Dans une interview pour “Euronews”, Albin Kurti, leader du LVV, a déclaré qu'elle n'accepterait pas les vaccins COVID-19 de Serbie, car selon lui les reçoit de Russie et de Chine. Kurti a dit que l'orientation du Kosovo a toujours été vers l'Ouest. Bien qu'une telle déclaration ne représente pas le gouvernement [...]
Kurti a dit que l'orientation du Kosovo a toujours été vers l'Ouest.
Bien qu'une telle déclaration n'ait pas tenu jusqu'au gouvernement Kurti1, j'accepte environ un millier de tests pour le virus Cavid19 de Serbie.
Question : Votre dernier mandat de premier ministre a pris fin pendant la pandémie de COVID-19. Quelle est la première chose que vous ferez en tant que Premier ministre pour lutter contre la pandémie au Kosovo?

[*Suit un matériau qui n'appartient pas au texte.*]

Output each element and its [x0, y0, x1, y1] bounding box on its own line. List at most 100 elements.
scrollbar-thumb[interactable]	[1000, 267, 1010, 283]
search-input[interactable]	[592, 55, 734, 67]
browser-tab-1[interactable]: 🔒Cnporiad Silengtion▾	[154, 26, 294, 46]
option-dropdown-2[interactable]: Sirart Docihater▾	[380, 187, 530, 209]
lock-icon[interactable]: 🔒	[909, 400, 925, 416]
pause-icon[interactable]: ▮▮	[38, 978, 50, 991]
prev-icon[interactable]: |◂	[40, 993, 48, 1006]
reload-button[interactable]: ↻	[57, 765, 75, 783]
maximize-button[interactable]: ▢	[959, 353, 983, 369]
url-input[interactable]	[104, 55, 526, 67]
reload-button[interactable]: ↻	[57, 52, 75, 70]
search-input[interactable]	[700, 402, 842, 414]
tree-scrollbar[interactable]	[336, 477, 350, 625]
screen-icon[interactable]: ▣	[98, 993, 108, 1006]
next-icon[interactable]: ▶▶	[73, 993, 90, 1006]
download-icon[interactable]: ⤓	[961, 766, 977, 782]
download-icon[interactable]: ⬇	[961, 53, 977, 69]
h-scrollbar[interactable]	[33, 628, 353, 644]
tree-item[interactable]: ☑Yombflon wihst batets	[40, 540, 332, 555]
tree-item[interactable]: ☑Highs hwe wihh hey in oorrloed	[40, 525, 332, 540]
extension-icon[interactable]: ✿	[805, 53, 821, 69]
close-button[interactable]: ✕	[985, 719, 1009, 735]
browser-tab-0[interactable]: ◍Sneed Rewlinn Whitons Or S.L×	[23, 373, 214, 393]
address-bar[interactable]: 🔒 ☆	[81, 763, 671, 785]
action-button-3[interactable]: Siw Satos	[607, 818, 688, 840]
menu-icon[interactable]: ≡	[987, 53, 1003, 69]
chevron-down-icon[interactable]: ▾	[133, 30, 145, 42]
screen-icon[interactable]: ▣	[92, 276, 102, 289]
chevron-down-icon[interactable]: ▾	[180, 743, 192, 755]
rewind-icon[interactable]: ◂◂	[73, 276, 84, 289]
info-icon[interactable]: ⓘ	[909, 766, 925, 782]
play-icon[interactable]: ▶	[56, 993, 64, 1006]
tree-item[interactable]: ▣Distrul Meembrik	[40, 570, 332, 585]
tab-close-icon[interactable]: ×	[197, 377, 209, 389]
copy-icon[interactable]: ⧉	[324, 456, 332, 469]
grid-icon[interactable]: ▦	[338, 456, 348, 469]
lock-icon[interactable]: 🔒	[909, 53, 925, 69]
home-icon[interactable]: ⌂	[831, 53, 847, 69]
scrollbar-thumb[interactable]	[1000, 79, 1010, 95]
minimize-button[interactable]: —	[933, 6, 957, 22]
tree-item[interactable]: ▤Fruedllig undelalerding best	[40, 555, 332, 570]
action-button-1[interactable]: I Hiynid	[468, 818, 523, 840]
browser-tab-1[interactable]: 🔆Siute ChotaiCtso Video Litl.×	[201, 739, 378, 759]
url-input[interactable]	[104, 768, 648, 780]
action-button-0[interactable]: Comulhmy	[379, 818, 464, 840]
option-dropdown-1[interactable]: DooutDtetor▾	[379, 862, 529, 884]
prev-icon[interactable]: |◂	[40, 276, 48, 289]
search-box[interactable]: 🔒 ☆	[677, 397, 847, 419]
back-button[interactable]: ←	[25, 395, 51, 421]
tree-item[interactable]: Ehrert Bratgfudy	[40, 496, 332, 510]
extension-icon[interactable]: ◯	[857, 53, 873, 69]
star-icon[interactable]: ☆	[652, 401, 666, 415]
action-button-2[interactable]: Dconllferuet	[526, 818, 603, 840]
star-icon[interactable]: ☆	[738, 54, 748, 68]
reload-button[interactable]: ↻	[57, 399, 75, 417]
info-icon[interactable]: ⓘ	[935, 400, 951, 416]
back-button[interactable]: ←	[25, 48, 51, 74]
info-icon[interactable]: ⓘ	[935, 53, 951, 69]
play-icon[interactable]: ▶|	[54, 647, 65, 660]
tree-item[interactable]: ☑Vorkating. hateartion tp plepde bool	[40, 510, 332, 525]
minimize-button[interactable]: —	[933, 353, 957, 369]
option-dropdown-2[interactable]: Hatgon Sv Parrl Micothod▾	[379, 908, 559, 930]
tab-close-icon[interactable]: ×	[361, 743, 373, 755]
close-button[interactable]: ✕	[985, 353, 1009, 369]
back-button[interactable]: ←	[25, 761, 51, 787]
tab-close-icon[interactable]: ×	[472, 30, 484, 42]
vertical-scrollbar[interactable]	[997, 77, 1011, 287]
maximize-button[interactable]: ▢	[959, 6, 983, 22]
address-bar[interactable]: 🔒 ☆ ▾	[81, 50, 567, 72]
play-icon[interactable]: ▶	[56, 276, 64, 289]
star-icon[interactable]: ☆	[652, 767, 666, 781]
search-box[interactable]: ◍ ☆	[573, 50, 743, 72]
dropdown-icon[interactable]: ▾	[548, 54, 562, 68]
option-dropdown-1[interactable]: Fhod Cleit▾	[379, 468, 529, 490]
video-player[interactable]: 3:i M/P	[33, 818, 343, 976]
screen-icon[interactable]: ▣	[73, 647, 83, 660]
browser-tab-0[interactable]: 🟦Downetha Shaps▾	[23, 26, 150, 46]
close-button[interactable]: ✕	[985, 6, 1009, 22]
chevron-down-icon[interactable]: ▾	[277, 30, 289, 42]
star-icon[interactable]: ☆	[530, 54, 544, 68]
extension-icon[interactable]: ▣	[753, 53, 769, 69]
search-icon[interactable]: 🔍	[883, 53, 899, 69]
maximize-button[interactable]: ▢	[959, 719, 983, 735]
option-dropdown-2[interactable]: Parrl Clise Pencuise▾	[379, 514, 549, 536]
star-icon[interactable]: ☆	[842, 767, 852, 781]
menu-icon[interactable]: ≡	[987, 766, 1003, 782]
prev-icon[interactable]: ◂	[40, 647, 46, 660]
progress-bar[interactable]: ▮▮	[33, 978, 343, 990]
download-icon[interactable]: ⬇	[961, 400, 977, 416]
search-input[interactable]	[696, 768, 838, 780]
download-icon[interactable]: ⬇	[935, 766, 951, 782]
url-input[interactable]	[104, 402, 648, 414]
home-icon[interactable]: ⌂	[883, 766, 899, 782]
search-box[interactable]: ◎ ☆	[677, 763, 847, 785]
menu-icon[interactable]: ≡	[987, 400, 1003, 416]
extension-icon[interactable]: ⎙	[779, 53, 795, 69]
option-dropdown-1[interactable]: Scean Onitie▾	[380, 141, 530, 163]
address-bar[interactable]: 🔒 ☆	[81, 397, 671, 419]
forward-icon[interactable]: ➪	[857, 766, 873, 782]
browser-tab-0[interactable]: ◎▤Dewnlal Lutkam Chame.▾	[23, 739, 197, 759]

Kurti: Nous prévoyons de commencer à adopter des fonds adéquats pour la vaccination et un programme prioritaire concernant les groupes sociaux qui doivent être vaccinés en premier et selon quel ordre, et nous prévoyons d'avoir 60 % de la population vaccinée cette année, en coopération avec l'UE. Lorsque j'ai quitté le bureau le 3 juin de l'année dernière, nous n'avons eu que 30 décès et le nombre de personnes guéries était trois fois et demie plus élevé que les cas actifs. Depuis que j'ai cessé de travailler, nous avons eu plus de 1500 morts.
Question: Avez-vous discuté de l'acceptation des vaccins de Serbie, tout comme la Macédoine du Nord?
Kurti: Nous envisageons de discuter de cette question avec nos partenaires, avec les pays qui nous reconnaissent et en particulier avec l'UE.
Question: Est-ce un vaccin non contre la Serbie?
Kurti: Non, nous ne recevrons pas de vaccins de Serbie, qui reçoit des vaccins de Russie et de Chine. Pour les valeurs et les intérêts, notre orientation a toujours été vers l'Ouest.
Question: Il peut être considéré comme un moyen de construire le pont avec Belgrade.
Kurti: Nous ne voulons pas remplacer l'UE et les États-Unis par des puissances antidémocratiques de l'Est, parce qu'il s'est avéré qu'il n'y avait aucune certitude sur la qualité, d'une part, et qu'il y avait toujours des conditions sous forme de jeux géopolitiques.